Ten minutes later, Detective James O’Hare tilted his straight-backed chair against the wall and pulled his hat down over his eyes as if the light hurt him.
“I got to get this straight, Mr. Rixey. You never saw this Larry yourself?”
“No, sir.”
“Nor saw this ritzy dame who was with him at the time of the murder?”
“No, but—”
O’Hare held up a traffic cop palm. “So you couldn’t identify either of ’em, if you was to see ’em. But anyhow, you don’t claim you have seen either of ’em at this—” he glanced at scribbling on the desk pad in front of him “—this School Street address?”
“I haven’t even been around there to try to,” Don admitted. “If you’d only let me—”
The hand came up again, in the Stop signal. “Nobody at this department store actually remembers this dame, either — so you draw a blank there, too?”
“That’s right. Only—”
“Still, you’d like for the police to stick their necks out by going around and arresting somebody, just on your guesswork?”
“It’s more than guesswork,” Don protested. “She was the only one—”
O’Hare smiled tolerantly. “This Bureau doesn’t pull stuff like that, sonny. We’re sort of old-fashioned, maybe. But we like the least little bit of evidence, before we go bustin’ in people’s homes. A wee smidgin, so to speak, of identification. We like some slight indication that we won’t get bawled out by the Commissioner, raked over the coals by the newspapers and sued for false arrest by the wrong parties.” He brought his chair down on all fours with a bang. “Not that we don’t appreciate your public-spirited interest.”

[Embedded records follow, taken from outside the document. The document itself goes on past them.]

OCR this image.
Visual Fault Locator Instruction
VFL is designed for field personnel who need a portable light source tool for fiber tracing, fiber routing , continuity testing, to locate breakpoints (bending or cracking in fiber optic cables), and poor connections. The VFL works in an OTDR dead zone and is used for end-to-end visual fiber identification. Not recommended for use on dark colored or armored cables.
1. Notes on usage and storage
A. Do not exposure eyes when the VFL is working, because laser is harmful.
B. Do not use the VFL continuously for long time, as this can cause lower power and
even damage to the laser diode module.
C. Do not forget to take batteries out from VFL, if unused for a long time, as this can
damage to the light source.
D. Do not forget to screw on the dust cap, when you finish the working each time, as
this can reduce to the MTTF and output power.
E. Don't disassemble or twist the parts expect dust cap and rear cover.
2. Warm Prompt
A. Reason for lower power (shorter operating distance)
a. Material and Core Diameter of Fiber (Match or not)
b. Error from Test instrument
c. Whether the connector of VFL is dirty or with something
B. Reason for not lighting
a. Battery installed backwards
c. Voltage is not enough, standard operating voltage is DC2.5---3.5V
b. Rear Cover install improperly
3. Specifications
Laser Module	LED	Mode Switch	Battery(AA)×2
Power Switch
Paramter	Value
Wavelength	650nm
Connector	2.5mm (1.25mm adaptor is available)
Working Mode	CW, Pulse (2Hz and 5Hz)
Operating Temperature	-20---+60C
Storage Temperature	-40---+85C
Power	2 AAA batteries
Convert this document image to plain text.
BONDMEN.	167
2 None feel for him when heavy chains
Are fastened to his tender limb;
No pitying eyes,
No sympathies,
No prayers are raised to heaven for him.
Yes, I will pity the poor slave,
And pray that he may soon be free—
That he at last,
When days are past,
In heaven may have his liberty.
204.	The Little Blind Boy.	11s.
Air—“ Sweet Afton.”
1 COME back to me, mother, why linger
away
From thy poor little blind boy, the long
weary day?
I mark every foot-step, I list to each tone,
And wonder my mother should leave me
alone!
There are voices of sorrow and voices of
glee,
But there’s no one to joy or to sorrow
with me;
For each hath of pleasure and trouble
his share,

“Public-spirited, bosh! I’m interested in Annalou!” Don rose angrily. “Then you won’t even investigate this lead?”
“We’ve too much to do to’ go wild-goosin’ off at every crackbrain suggestion from amateur gumshoes, sonny.” Gently O’Hare tapped the address in front of him. “By the same token, we won’t overlook any bets, however goofy they may seem. We’ll put this in the hopper. In the morning, the boys will make a routine investigation quietly.”
“By morning this Larry may have taken a run out powder!” Don raged.

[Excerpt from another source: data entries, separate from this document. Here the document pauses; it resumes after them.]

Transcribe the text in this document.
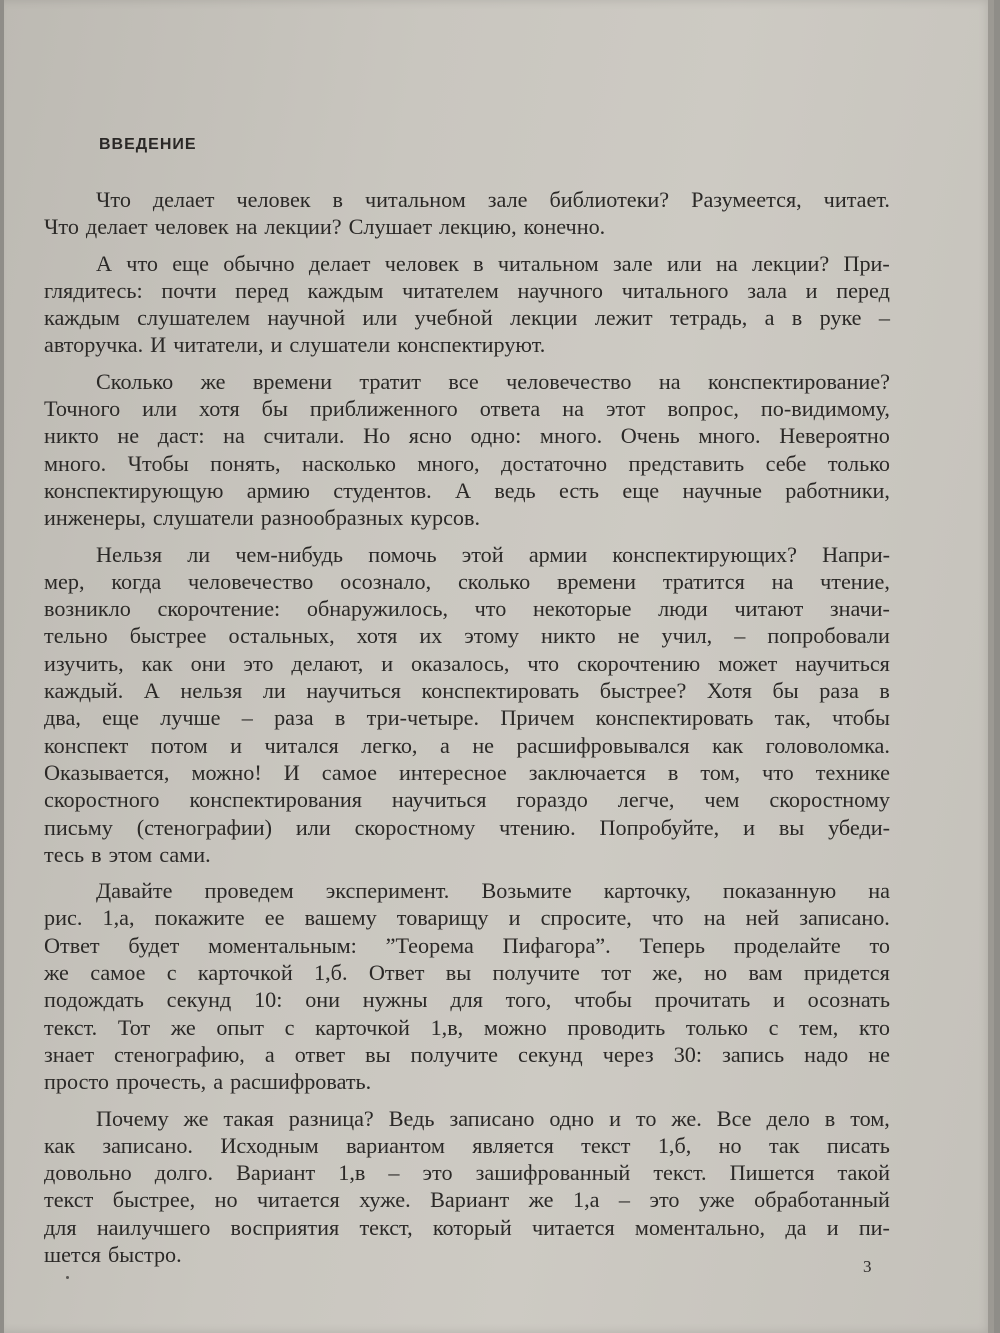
ВВЕДЕНИЕ
Что делает человек в читальном зале библиотеки? Разумеется, читает.
Что делает человек на лекции? Слушает лекцию, конечно.
А что еще обычно делает человек в читальном зале или на лекции? При-
глядитесь: почти перед каждым читателем научного читального зала и перед
каждым слушателем научной или учебной лекции лежит тетрадь, а в руке –
авторучка. И читатели, и слушатели конспектируют.
Сколько же времени тратит все человечество на конспектирование?
Точного или хотя бы приближенного ответа на этот вопрос, по-видимому,
никто не даст: на считали. Но ясно одно: много. Очень много. Невероятно
много. Чтобы понять, насколько много, достаточно представить себе только
конспектирующую армию студентов. А ведь есть еще научные работники,
инженеры, слушатели разнообразных курсов.
Нельзя ли чем-нибудь помочь этой армии конспектирующих? Напри-
мер, когда человечество осознало, сколько времени тратится на чтение,
возникло скорочтение: обнаружилось, что некоторые люди читают значи-
тельно быстрее остальных, хотя их этому никто не учил, – попробовали
изучить, как они это делают, и оказалось, что скорочтению может научиться
каждый. А нельзя ли научиться конспектировать быстрее? Хотя бы раза в
два, еще лучше – раза в три-четыре. Причем конспектировать так, чтобы
конспект потом и читался легко, а не расшифровывался как головоломка.
Оказывается, можно! И самое интересное заключается в том, что технике
скоростного конспектирования научиться гораздо легче, чем скоростному
письму (стенографии) или скоростному чтению. Попробуйте, и вы убеди-
тесь в этом сами.
Давайте проведем эксперимент. Возьмите карточку, показанную на
рис. 1,а, покажите ее вашему товарищу и спросите, что на ней записано.
Ответ будет моментальным: ”Теорема Пифагора”. Теперь проделайте то
же самое с карточкой 1,б. Ответ вы получите тот же, но вам придется
подождать секунд 10: они нужны для того, чтобы прочитать и осознать
текст. Тот же опыт с карточкой 1,в, можно проводить только с тем, кто
знает стенографию, а ответ вы получите секунд через 30: запись надо не
просто прочесть, а расшифровать.
Почему же такая разница? Ведь записано одно и то же. Все дело в том,
как записано. Исходным вариантом является текст 1,б, но так писать
довольно долго. Вариант 1,в – это зашифрованный текст. Пишется такой
текст быстрее, но читается хуже. Вариант же 1,а – это уже обработанный
для наилучшего восприятия текст, который читается моментально, да и пи-
шется быстро.	3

O’Hare smiled patiently. “If he runs, we’ll get him. If he stays — and if, he’s where you say, we’ll still get him. We may not be Mounties. We don’t always get our man, but our battin’ average isn’t so bad. Thanks for comin’ around. We’ll let you know, if we hear anything.”
Thirty minutes later Don parked his Regal Radio Repair truck on School Street, in front of the address he’d given O’Hare.
“In the morning!” He mimicked the detective’s tone. “We’ll look into it, in the morning. Maybe, if we don’t forget about it, and if we don’t change our minds!”
He took his kit, stalked into the building. There was a row of mail boxes. Apartment 5-B had a black metal plate with gilt lettering: Tolman. That was the name they’d given him at the store.
He avoided the elevator, mounted three flights, and put his ear to the door of 5-B. Someone was singing “Doin’ What Comes Natch’rally.”